Time Period3 Months [change]
DirectionMoves Together 
StrengthWeak
Accuracy100.0%
ValuesDaily Returns

Euronet Worldwide  vs.  Appian Corp

 Performance 
       Timeline  
Euronet Worldwide 

Risk-Adjusted Performance

4 of 100

 
Weak
 
Strong
Weak
Compared to the overall equity markets, risk-adjusted returns on investments in Euronet Worldwide are ranked lower than 4 (%) of all global equities and portfolios over the last 90 days. In spite of comparatively stable technical and fundamental indicators, Euronet Worldwide is not utilizing all of its potentials. The latest stock price uproar, may contribute to short-horizon losses for the private investors.
Appian Corp 

Risk-Adjusted Performance

2 of 100

 
Weak
 
Strong
Weak
Compared to the overall equity markets, risk-adjusted returns on investments in Appian Corp are ranked lower than 2 (%) of all global equities and portfolios over the last 90 days. In spite of very weak basic indicators, Appian Corp may actually be approaching a critical reversion point that can send shares even higher in May 2024.
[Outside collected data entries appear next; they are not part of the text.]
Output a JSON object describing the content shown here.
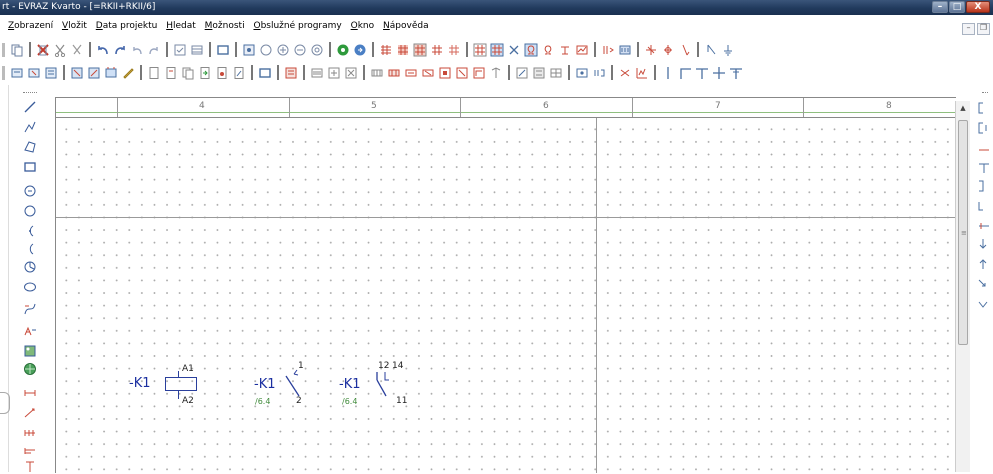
{
  "window": {
    "title": "rt - EVRAZ Kvarto - [=RKII+RKII/6]",
    "controls": {
      "minimize": "–",
      "maximize": "□",
      "close": "X"
    }
  },
  "menu": {
    "items": [
      {
        "underline": "Z",
        "rest": "obrazení"
      },
      {
        "underline": "V",
        "rest": "ložit"
      },
      {
        "underline": "D",
        "rest": "ata projektu"
      },
      {
        "underline": "H",
        "rest": "ledat"
      },
      {
        "underline": "M",
        "rest": "ožnosti"
      },
      {
        "underline": "O",
        "rest": "bslužné programy"
      },
      {
        "underline": "O",
        "rest": "kno"
      },
      {
        "underline": "N",
        "rest": "ápověda"
      }
    ],
    "mdi_controls": {
      "minimize": "–",
      "restore": "❐"
    }
  },
  "ruler": {
    "columns": [
      "4",
      "5",
      "6",
      "7",
      "8"
    ]
  },
  "schematic": {
    "coil": {
      "tag": "-K1",
      "pin_top": "A1",
      "pin_bottom": "A2"
    },
    "contact1": {
      "tag": "-K1",
      "pin_top": "1",
      "pin_bottom": "2",
      "xref": "/6.4"
    },
    "contact2": {
      "tag": "-K1",
      "pin_top": "12",
      "pin_top2": "14",
      "pin_bottom": "11",
      "xref": "/6.4"
    }
  },
  "colors": {
    "titlebar": "#213a5d",
    "symbol": "#2a3f9c",
    "xref": "#3f8a3a",
    "grid_dot": "#a9a9a9"
  }
}
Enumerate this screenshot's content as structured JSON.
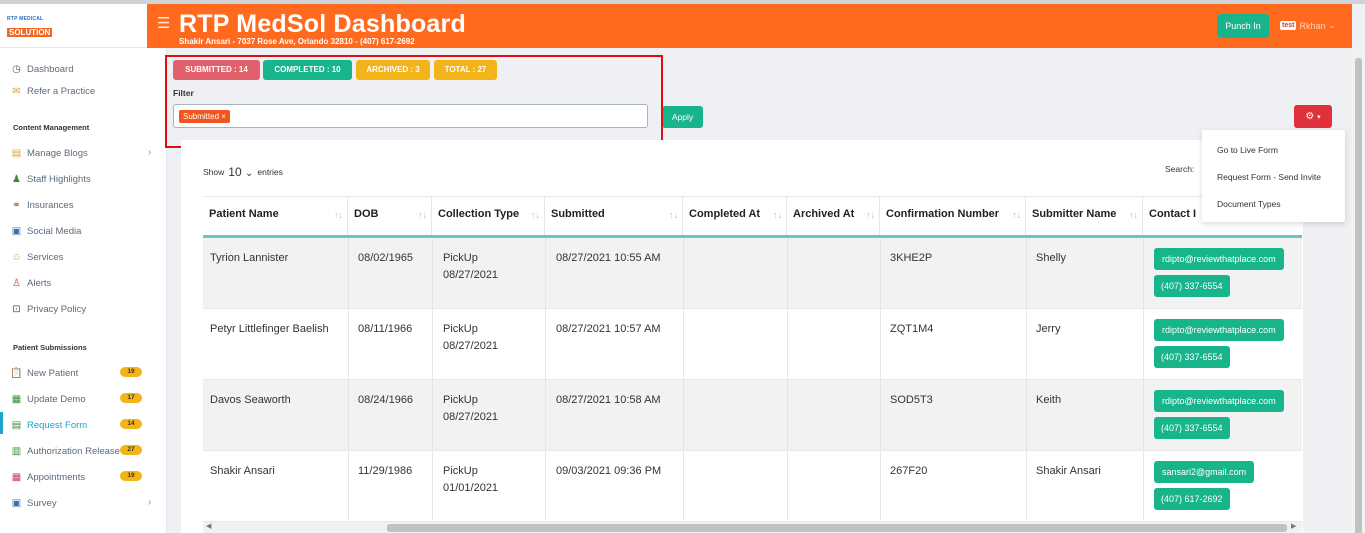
{
  "logo": {
    "line1": "RTP MEDICAL",
    "line2": "SOLUTION"
  },
  "header": {
    "title": "RTP MedSol Dashboard",
    "subtitle": "Shakir Ansari - 7037 Rose Ave, Orlando 32810 - (407) 617-2692",
    "punch_in": "Punch In",
    "user_badge": "test",
    "user_name": "Rkhan"
  },
  "sidebar": {
    "top_items": [
      {
        "label": "Dashboard"
      },
      {
        "label": "Refer a Practice"
      }
    ],
    "content_section": "Content Management",
    "content_items": [
      {
        "label": "Manage Blogs"
      },
      {
        "label": "Staff Highlights"
      },
      {
        "label": "Insurances"
      },
      {
        "label": "Social Media"
      },
      {
        "label": "Services"
      },
      {
        "label": "Alerts"
      },
      {
        "label": "Privacy Policy"
      }
    ],
    "patient_section": "Patient Submissions",
    "patient_items": [
      {
        "label": "New Patient",
        "count": "19"
      },
      {
        "label": "Update Demo",
        "count": "17"
      },
      {
        "label": "Request Form",
        "count": "14"
      },
      {
        "label": "Authorization Release",
        "count": "27"
      },
      {
        "label": "Appointments",
        "count": "19"
      },
      {
        "label": "Survey",
        "count": ""
      }
    ]
  },
  "status": {
    "submitted": "SUBMITTED : 14",
    "completed": "COMPLETED : 10",
    "archived": "ARCHIVED : 3",
    "total": "TOTAL : 27"
  },
  "filter": {
    "label": "Filter",
    "tag": "Submitted ×",
    "apply": "Apply"
  },
  "dropdown": {
    "items": [
      "Go to Live Form",
      "Request Form - Send Invite",
      "Document Types"
    ]
  },
  "table_controls": {
    "show": "Show",
    "entries_value": "10",
    "entries": "entries",
    "search": "Search:"
  },
  "table": {
    "headers": [
      "Patient Name",
      "DOB",
      "Collection Type",
      "Submitted",
      "Completed At",
      "Archived At",
      "Confirmation Number",
      "Submitter Name",
      "Contact I"
    ],
    "rows": [
      {
        "name": "Tyrion Lannister",
        "dob": "08/02/1965",
        "type": "PickUp",
        "type_date": "08/27/2021",
        "submitted": "08/27/2021 10:55 AM",
        "completed": "",
        "archived": "",
        "confirmation": "3KHE2P",
        "submitter": "Shelly",
        "email": "rdipto@reviewthatplace.com",
        "phone": "(407) 337-6554"
      },
      {
        "name": "Petyr Littlefinger Baelish",
        "dob": "08/11/1966",
        "type": "PickUp",
        "type_date": "08/27/2021",
        "submitted": "08/27/2021 10:57 AM",
        "completed": "",
        "archived": "",
        "confirmation": "ZQT1M4",
        "submitter": "Jerry",
        "email": "rdipto@reviewthatplace.com",
        "phone": "(407) 337-6554"
      },
      {
        "name": "Davos Seaworth",
        "dob": "08/24/1966",
        "type": "PickUp",
        "type_date": "08/27/2021",
        "submitted": "08/27/2021 10:58 AM",
        "completed": "",
        "archived": "",
        "confirmation": "SOD5T3",
        "submitter": "Keith",
        "email": "rdipto@reviewthatplace.com",
        "phone": "(407) 337-6554"
      },
      {
        "name": "Shakir Ansari",
        "dob": "11/29/1986",
        "type": "PickUp",
        "type_date": "01/01/2021",
        "submitted": "09/03/2021 09:36 PM",
        "completed": "",
        "archived": "",
        "confirmation": "267F20",
        "submitter": "Shakir Ansari",
        "email": "sansari2@gmail.com",
        "phone": "(407) 617-2692"
      }
    ]
  },
  "colors": {
    "accent": "#ff6a1f",
    "success": "#18b58c",
    "danger": "#e0606b",
    "warning": "#f3b41a",
    "highlight": "#e30c13"
  }
}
Euronet Worldwide and Appian Corp Volatility Contrast

   Predicted Return Density   
       Returns  

Pair Trading with Euronet Worldwide and Appian Corp

The main advantage of trading using opposite Euronet Worldwide and Appian Corp positions is that it hedges away some unsystematic risk. Because of two separate transactions, even if Euronet Worldwide position performs unexpectedly, Appian Corp can make up some of the losses. Pair trading also minimizes risk from directional movements in the market. For example, if an entire industry or sector drops because of unexpected headlines, the short position in Appian Corp will offset losses from the drop in Appian Corp's long position.
The idea behind Euronet Worldwide and Appian Corp pairs trading is to make the combined position market-neutral, meaning the overall market's direction will not affect its win or loss (or potential downside or upside). This can be achieved by designing a pairs trade with two highly correlated stocks or equities that operate in a similar space or sector, making it possible to obtain profits through simple and relatively low-risk investment.
Check out your portfolio center.
Note that this page's information should be used as a complementary analysis to find the right mix of equity instruments to add to your existing portfolios or create a brand new portfolio. You can also try the Aroon Oscillator module to analyze current equity momentum using Aroon Oscillator and other momentum ratios.